Commuter rail project hit by 'funds constraint'

Commuter rail project  hit by 'funds constraint'

The suburban rail or the commuter rail system (CRS) is unlikely to receive the railway ministry’s nod anytime soon. Citing financial constraints and ‘overload’ of on-going railway projects, the ministry has put the CRS on the back burner.

Proposed first in 2006-07 in Phase-I of Comprehensive Traffic and Transport Plan, CRS was billed as a solution for the woes of people commuting to far-off locations such as Whitefield, Bidadi, Malur, Hoskote and Ramanagar. However, the project was not backed by the political will for implementation. Over the last three years, the proposal gained momentum with civic society claiming CRS as one of the solutions to decongest City roads.

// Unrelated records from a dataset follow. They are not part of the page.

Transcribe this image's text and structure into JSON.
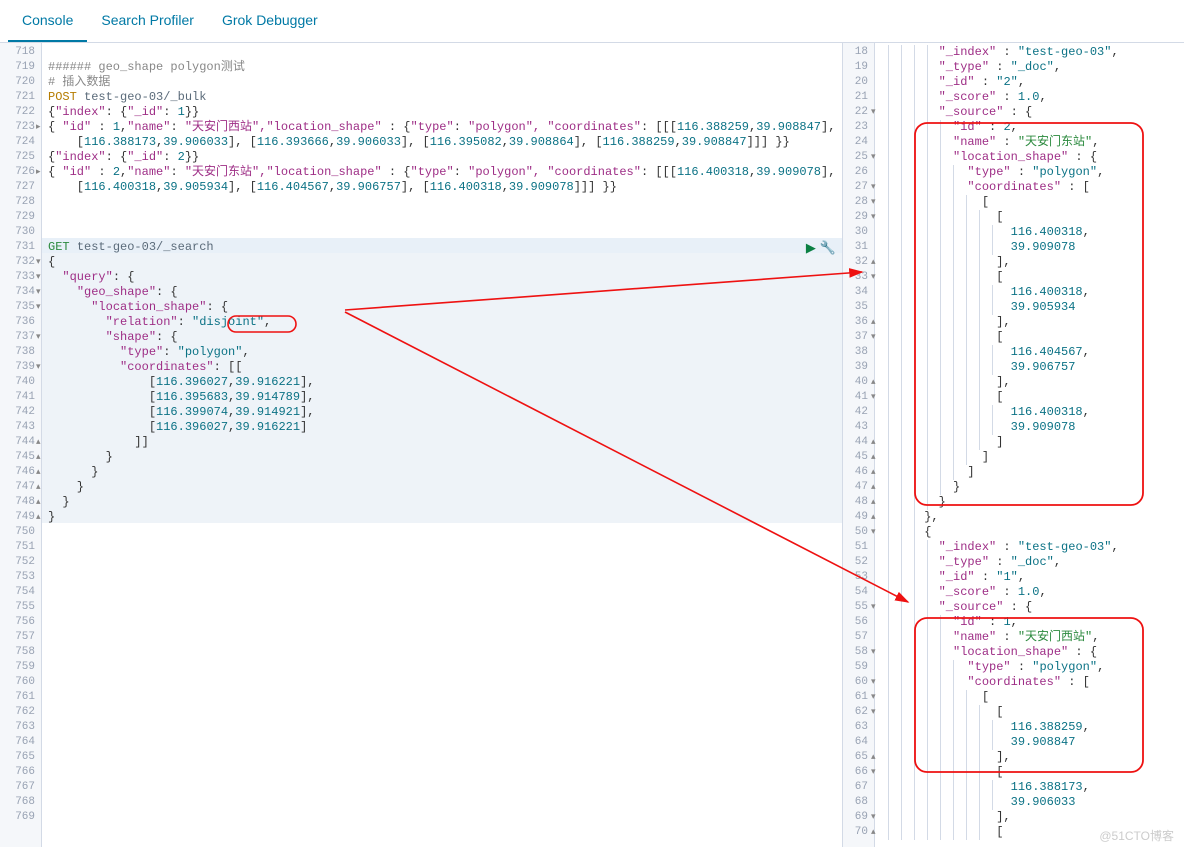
{
  "tabs": [
    {
      "label": "Console",
      "active": true
    },
    {
      "label": "Search Profiler",
      "active": false
    },
    {
      "label": "Grok Debugger",
      "active": false
    }
  ],
  "left_gutter_start": 718,
  "left_gutter_end": 769,
  "left_lines": [
    {
      "n": 718,
      "t": "",
      "fold": ""
    },
    {
      "n": 719,
      "t": "###### geo_shape polygon测试",
      "fold": "",
      "cls": "cmt"
    },
    {
      "n": 720,
      "t": "# 插入数据",
      "fold": "",
      "cls": "cmt"
    },
    {
      "n": 721,
      "t": "POST test-geo-03/_bulk",
      "fold": "",
      "cls": "req1"
    },
    {
      "n": 722,
      "t": "{\"index\": {\"_id\": 1}}",
      "fold": ""
    },
    {
      "n": 723,
      "t": "{ \"id\" : 1,\"name\": \"天安门西站\",\"location_shape\" : {\"type\": \"polygon\", \"coordinates\": [[[116.388259,39.908847],",
      "fold": "▸"
    },
    {
      "n": "",
      "t": "    [116.388173,39.906033], [116.393666,39.906033], [116.395082,39.908864], [116.388259,39.908847]]] }}",
      "fold": ""
    },
    {
      "n": 724,
      "t": "{\"index\": {\"_id\": 2}}",
      "fold": ""
    },
    {
      "n": 725,
      "t": "{ \"id\" : 2,\"name\": \"天安门东站\",\"location_shape\" : {\"type\": \"polygon\", \"coordinates\": [[[116.400318,39.909078],",
      "fold": "▸"
    },
    {
      "n": "",
      "t": "    [116.400318,39.905934], [116.404567,39.906757], [116.400318,39.909078]]] }}",
      "fold": ""
    },
    {
      "n": 726,
      "t": "",
      "fold": ""
    },
    {
      "n": 727,
      "t": "",
      "fold": ""
    },
    {
      "n": 728,
      "t": "",
      "fold": ""
    },
    {
      "n": 729,
      "t": "GET test-geo-03/_search",
      "fold": "",
      "cls": "req2",
      "active": true
    },
    {
      "n": 730,
      "t": "{",
      "fold": "▾",
      "hl": true
    },
    {
      "n": 731,
      "t": "  \"query\": {",
      "fold": "▾",
      "hl": true
    },
    {
      "n": 732,
      "t": "    \"geo_shape\": {",
      "fold": "▾",
      "hl": true
    },
    {
      "n": 733,
      "t": "      \"location_shape\": {",
      "fold": "▾",
      "hl": true
    },
    {
      "n": 734,
      "t": "        \"relation\": \"disjoint\",",
      "fold": "",
      "hl": true,
      "circle": true
    },
    {
      "n": 735,
      "t": "        \"shape\": {",
      "fold": "▾",
      "hl": true
    },
    {
      "n": 736,
      "t": "          \"type\": \"polygon\",",
      "fold": "",
      "hl": true
    },
    {
      "n": 737,
      "t": "          \"coordinates\": [[",
      "fold": "▾",
      "hl": true
    },
    {
      "n": 738,
      "t": "              [116.396027,39.916221],",
      "fold": "",
      "hl": true
    },
    {
      "n": 739,
      "t": "              [116.395683,39.914789],",
      "fold": "",
      "hl": true
    },
    {
      "n": 740,
      "t": "              [116.399074,39.914921],",
      "fold": "",
      "hl": true
    },
    {
      "n": 741,
      "t": "              [116.396027,39.916221]",
      "fold": "",
      "hl": true
    },
    {
      "n": 742,
      "t": "            ]]",
      "fold": "▴",
      "hl": true
    },
    {
      "n": 743,
      "t": "        }",
      "fold": "▴",
      "hl": true
    },
    {
      "n": 744,
      "t": "      }",
      "fold": "▴",
      "hl": true
    },
    {
      "n": 745,
      "t": "    }",
      "fold": "▴",
      "hl": true
    },
    {
      "n": 746,
      "t": "  }",
      "fold": "▴",
      "hl": true
    },
    {
      "n": 747,
      "t": "}",
      "fold": "▴",
      "hl": true
    },
    {
      "n": 748,
      "t": "",
      "fold": ""
    },
    {
      "n": 749,
      "t": "",
      "fold": ""
    },
    {
      "n": 750,
      "t": "",
      "fold": ""
    },
    {
      "n": 751,
      "t": "",
      "fold": ""
    },
    {
      "n": 752,
      "t": "",
      "fold": ""
    },
    {
      "n": 753,
      "t": "",
      "fold": ""
    },
    {
      "n": 754,
      "t": "",
      "fold": ""
    },
    {
      "n": 755,
      "t": "",
      "fold": ""
    },
    {
      "n": 756,
      "t": "",
      "fold": ""
    },
    {
      "n": 757,
      "t": "",
      "fold": ""
    },
    {
      "n": 758,
      "t": "",
      "fold": ""
    },
    {
      "n": 759,
      "t": "",
      "fold": ""
    },
    {
      "n": 760,
      "t": "",
      "fold": ""
    },
    {
      "n": 761,
      "t": "",
      "fold": ""
    },
    {
      "n": 762,
      "t": "",
      "fold": ""
    },
    {
      "n": 763,
      "t": "",
      "fold": ""
    },
    {
      "n": 764,
      "t": "",
      "fold": ""
    },
    {
      "n": 765,
      "t": "",
      "fold": ""
    },
    {
      "n": 766,
      "t": "",
      "fold": ""
    },
    {
      "n": 767,
      "t": "",
      "fold": ""
    },
    {
      "n": 768,
      "t": "",
      "fold": ""
    },
    {
      "n": 769,
      "t": "",
      "fold": ""
    }
  ],
  "right_gutter_start": 18,
  "right_gutter_end": 70,
  "right_lines": [
    {
      "n": 18,
      "t": "        \"_index\" : \"test-geo-03\",",
      "i": 4
    },
    {
      "n": 19,
      "t": "        \"_type\" : \"_doc\",",
      "i": 4
    },
    {
      "n": 20,
      "t": "        \"_id\" : \"2\",",
      "i": 4
    },
    {
      "n": 21,
      "t": "        \"_score\" : 1.0,",
      "i": 4
    },
    {
      "n": 22,
      "t": "        \"_source\" : {",
      "fold": "▾",
      "i": 4
    },
    {
      "n": 23,
      "t": "          \"id\" : 2,",
      "i": 5,
      "box": "top"
    },
    {
      "n": 24,
      "t": "          \"name\" : \"天安门东站\",",
      "name": true,
      "i": 5
    },
    {
      "n": 25,
      "t": "          \"location_shape\" : {",
      "fold": "▾",
      "i": 5
    },
    {
      "n": 26,
      "t": "            \"type\" : \"polygon\",",
      "i": 6
    },
    {
      "n": 27,
      "t": "            \"coordinates\" : [",
      "fold": "▾",
      "i": 6
    },
    {
      "n": 28,
      "t": "              [",
      "fold": "▾",
      "i": 7
    },
    {
      "n": 29,
      "t": "                [",
      "fold": "▾",
      "i": 8
    },
    {
      "n": 30,
      "t": "                  116.400318,",
      "i": 9
    },
    {
      "n": 31,
      "t": "                  39.909078",
      "i": 9
    },
    {
      "n": 32,
      "t": "                ],",
      "fold": "▴",
      "i": 8
    },
    {
      "n": 33,
      "t": "                [",
      "fold": "▾",
      "i": 8
    },
    {
      "n": 34,
      "t": "                  116.400318,",
      "i": 9
    },
    {
      "n": 35,
      "t": "                  39.905934",
      "i": 9
    },
    {
      "n": 36,
      "t": "                ],",
      "fold": "▴",
      "i": 8
    },
    {
      "n": 37,
      "t": "                [",
      "fold": "▾",
      "i": 8
    },
    {
      "n": 38,
      "t": "                  116.404567,",
      "i": 9
    },
    {
      "n": 39,
      "t": "                  39.906757",
      "i": 9
    },
    {
      "n": 40,
      "t": "                ],",
      "fold": "▴",
      "i": 8
    },
    {
      "n": 41,
      "t": "                [",
      "fold": "▾",
      "i": 8
    },
    {
      "n": 42,
      "t": "                  116.400318,",
      "i": 9
    },
    {
      "n": 43,
      "t": "                  39.909078",
      "i": 9
    },
    {
      "n": 44,
      "t": "                ]",
      "fold": "▴",
      "i": 8
    },
    {
      "n": 45,
      "t": "              ]",
      "fold": "▴",
      "i": 7
    },
    {
      "n": 46,
      "t": "            ]",
      "fold": "▴",
      "i": 6
    },
    {
      "n": 47,
      "t": "          }",
      "fold": "▴",
      "i": 5,
      "box": "bottom"
    },
    {
      "n": 48,
      "t": "        }",
      "fold": "▴",
      "i": 4
    },
    {
      "n": 49,
      "t": "      },",
      "fold": "▴",
      "i": 3
    },
    {
      "n": 50,
      "t": "      {",
      "fold": "▾",
      "i": 3
    },
    {
      "n": 51,
      "t": "        \"_index\" : \"test-geo-03\",",
      "i": 4
    },
    {
      "n": 52,
      "t": "        \"_type\" : \"_doc\",",
      "i": 4
    },
    {
      "n": 53,
      "t": "        \"_id\" : \"1\",",
      "i": 4
    },
    {
      "n": 54,
      "t": "        \"_score\" : 1.0,",
      "i": 4
    },
    {
      "n": 55,
      "t": "        \"_source\" : {",
      "fold": "▾",
      "i": 4
    },
    {
      "n": 56,
      "t": "          \"id\" : 1,",
      "i": 5,
      "box": "top2"
    },
    {
      "n": 57,
      "t": "          \"name\" : \"天安门西站\",",
      "name": true,
      "i": 5
    },
    {
      "n": 58,
      "t": "          \"location_shape\" : {",
      "fold": "▾",
      "i": 5
    },
    {
      "n": 59,
      "t": "            \"type\" : \"polygon\",",
      "i": 6
    },
    {
      "n": 60,
      "t": "            \"coordinates\" : [",
      "fold": "▾",
      "i": 6
    },
    {
      "n": 61,
      "t": "              [",
      "fold": "▾",
      "i": 7
    },
    {
      "n": 62,
      "t": "                [",
      "fold": "▾",
      "i": 8
    },
    {
      "n": 63,
      "t": "                  116.388259,",
      "i": 9
    },
    {
      "n": 64,
      "t": "                  39.908847",
      "i": 9
    },
    {
      "n": 65,
      "t": "                ],",
      "fold": "▴",
      "i": 8,
      "box": "bottom2"
    },
    {
      "n": 66,
      "t": "                [",
      "fold": "▾",
      "i": 8
    },
    {
      "n": 67,
      "t": "                  116.388173,",
      "i": 9
    },
    {
      "n": 68,
      "t": "                  39.906033",
      "i": 9
    },
    {
      "n": 69,
      "t": "                ],",
      "fold": "▾",
      "i": 8
    },
    {
      "n": 70,
      "t": "                [",
      "fold": "▴",
      "i": 8
    }
  ],
  "watermark": "@51CTO博客",
  "actions": {
    "play": "▶",
    "wrench": "🔧"
  }
}
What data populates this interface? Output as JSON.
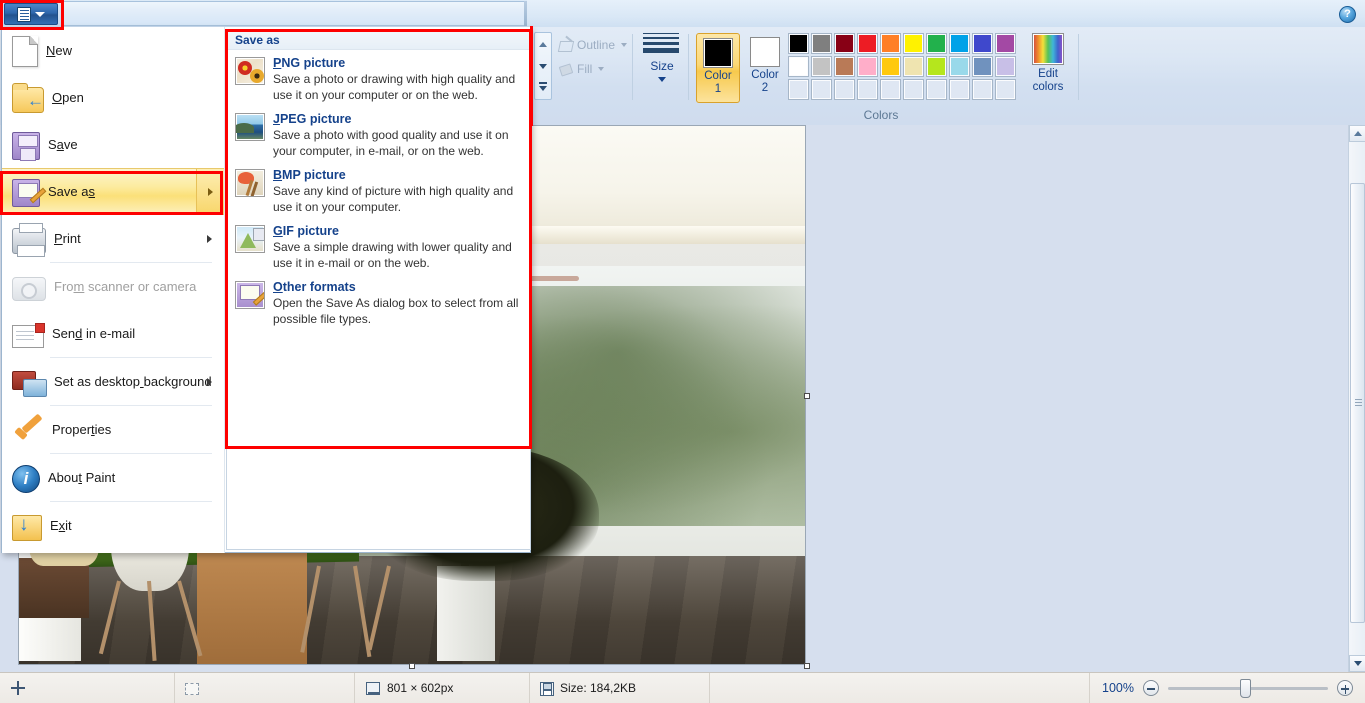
{
  "window": {
    "app_name": "Paint",
    "help_icon": "help-icon",
    "paint_menu_button": "paint-menu-button"
  },
  "ribbon": {
    "shape_tools": [
      {
        "label": "Outline",
        "icon": "pencil-outline-icon",
        "disabled": true
      },
      {
        "label": "Fill",
        "icon": "paint-bucket-icon",
        "disabled": true
      }
    ],
    "size": {
      "label": "Size",
      "icon": "line-sizes-icon"
    },
    "color1": {
      "label_line1": "Color",
      "label_line2": "1",
      "value": "#000000"
    },
    "color2": {
      "label_line1": "Color",
      "label_line2": "2",
      "value": "#ffffff"
    },
    "edit_colors": {
      "label_line1": "Edit",
      "label_line2": "colors",
      "icon": "color-spectrum-icon"
    },
    "group_label": "Colors",
    "palette": {
      "row1": [
        "#000000",
        "#7f7f7f",
        "#880015",
        "#ed1c24",
        "#ff7f27",
        "#fff200",
        "#22b14c",
        "#00a2e8",
        "#3f48cc",
        "#a349a4"
      ],
      "row2": [
        "#ffffff",
        "#c3c3c3",
        "#b97a57",
        "#ffaec9",
        "#ffc90e",
        "#efe4b0",
        "#b5e61d",
        "#99d9ea",
        "#7092be",
        "#c8bfe7"
      ],
      "row3": [
        "#dfe7f3",
        "#dfe7f3",
        "#dfe7f3",
        "#dfe7f3",
        "#dfe7f3",
        "#dfe7f3",
        "#dfe7f3",
        "#dfe7f3",
        "#dfe7f3",
        "#dfe7f3"
      ]
    }
  },
  "file_menu": {
    "items": [
      {
        "label": "New",
        "icon": "new-document-icon",
        "disabled": false,
        "has_submenu": false,
        "selected": false
      },
      {
        "label": "Open",
        "icon": "open-folder-icon",
        "disabled": false,
        "has_submenu": false,
        "selected": false
      },
      {
        "label": "Save",
        "icon": "floppy-disk-icon",
        "disabled": false,
        "has_submenu": false,
        "selected": false
      },
      {
        "label": "Save as",
        "icon": "save-as-icon",
        "disabled": false,
        "has_submenu": true,
        "selected": true
      },
      {
        "label": "Print",
        "icon": "printer-icon",
        "disabled": false,
        "has_submenu": true,
        "selected": false
      },
      {
        "label": "From scanner or camera",
        "icon": "scanner-camera-icon",
        "disabled": true,
        "has_submenu": false,
        "selected": false
      },
      {
        "label": "Send in e-mail",
        "icon": "envelope-icon",
        "disabled": false,
        "has_submenu": false,
        "selected": false
      },
      {
        "label": "Set as desktop background",
        "icon": "desktop-monitors-icon",
        "disabled": false,
        "has_submenu": true,
        "selected": false
      },
      {
        "label": "Properties",
        "icon": "orange-check-icon",
        "disabled": false,
        "has_submenu": false,
        "selected": false
      },
      {
        "label": "About Paint",
        "icon": "info-circle-icon",
        "disabled": false,
        "has_submenu": false,
        "selected": false
      },
      {
        "label": "Exit",
        "icon": "exit-folder-icon",
        "disabled": false,
        "has_submenu": false,
        "selected": false
      }
    ]
  },
  "save_as_submenu": {
    "header": "Save as",
    "items": [
      {
        "title": "PNG picture",
        "description": "Save a photo or drawing with high quality and use it on your computer or on the web.",
        "icon": "png-flowers-icon"
      },
      {
        "title": "JPEG picture",
        "description": "Save a photo with good quality and use it on your computer, in e-mail, or on the web.",
        "icon": "jpeg-landscape-icon"
      },
      {
        "title": "BMP picture",
        "description": "Save any kind of picture with high quality and use it on your computer.",
        "icon": "bmp-palette-icon"
      },
      {
        "title": "GIF picture",
        "description": "Save a simple drawing with lower quality and use it in e-mail or on the web.",
        "icon": "gif-drawing-icon"
      },
      {
        "title": "Other formats",
        "description": "Open the Save As dialog box to select from all possible file types.",
        "icon": "other-formats-floppy-icon"
      }
    ]
  },
  "status_bar": {
    "cursor_position": "",
    "selection_size": "",
    "image_dimensions": "801 × 602px",
    "file_size": "Size: 184,2KB",
    "zoom_level": "100%",
    "zoom_out_label": "zoom-out",
    "zoom_in_label": "zoom-in"
  },
  "annotations": {
    "highlight_color": "#fe0000",
    "boxes": [
      "paint-menu-button",
      "save-as-menu-item",
      "save-as-submenu-panel"
    ]
  }
}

The move finally culminated in August 2012 with RITES submitting a feasibility report on the proposal. Buoyed by the development, the Department of Urban Land Transport (DULT) began preparing the groundwork for Phase-IA of the CRS. The DULT drew up plans to connect Bangalore with Kengeri, Hejjala, Bidadi, Ramanagar, KR Puram, Whitefield and Malur on two separate railway lines. 

The State government approved the project, and even constituted a Special Purpose Vehicle (SPV) for the purpose with the rider of 50:50 cost sharing with the Railways.  Report submitted

A report on this was also forwarded to the railway ministry in October 2013. Subsequently, the NDA regime, in its railway budget, made a mention of the project. Railway Minister D V Sadananda Gowda in his speech said: “Bengaluru with bustling business activity attracts large commuters from surrounding rural areas and towns necessitating better connectivity of Bengaluru City with its suburban areas and hinterland. 

“Study to explore possibility of enhancing the existing IR network of Bengaluru for meeting the above need will be taken up. In addition, to cater to the demand of passenger traffic in Bengaluru area, Byyappanahalli will be developed as a coaching terminal...” 

However, within weeks of this speech, Minister of State for Railways, Manoj Sinha, said that the railways could not put a time frame on sanctioning the project.

In his reply to a question raised by Dharwad MP Pralhad Joshi, the MoS for Railways stated: “Due to large shelf of ongoing works and funds constraints, no time frame can be given for sanction of the project.” The minister did not make any statement of at least a study being commissioned for the purpose, as stated by Gowda in his Railway Budget speech.

Sinha, in his statement, admitted that a proposal for the suburban rail system was received from the government of Karnataka for an estimated cost of Rs 8,800 crore and that there was a proposal to share the costs on 50:50 basis.

DULT is nonetheless confident that it can turn around the scepticism of the Railways by providing a full-fledged presentation on the project in the coming months. 

DULT Commissioner V Manjula, who was unaware of the Railways statement, said: “We have already given RITES the job of preparing a DPR, apart from forming the SPV for the project. We will give a full scale presentation to the Railways department and try to convince them in approving the project.”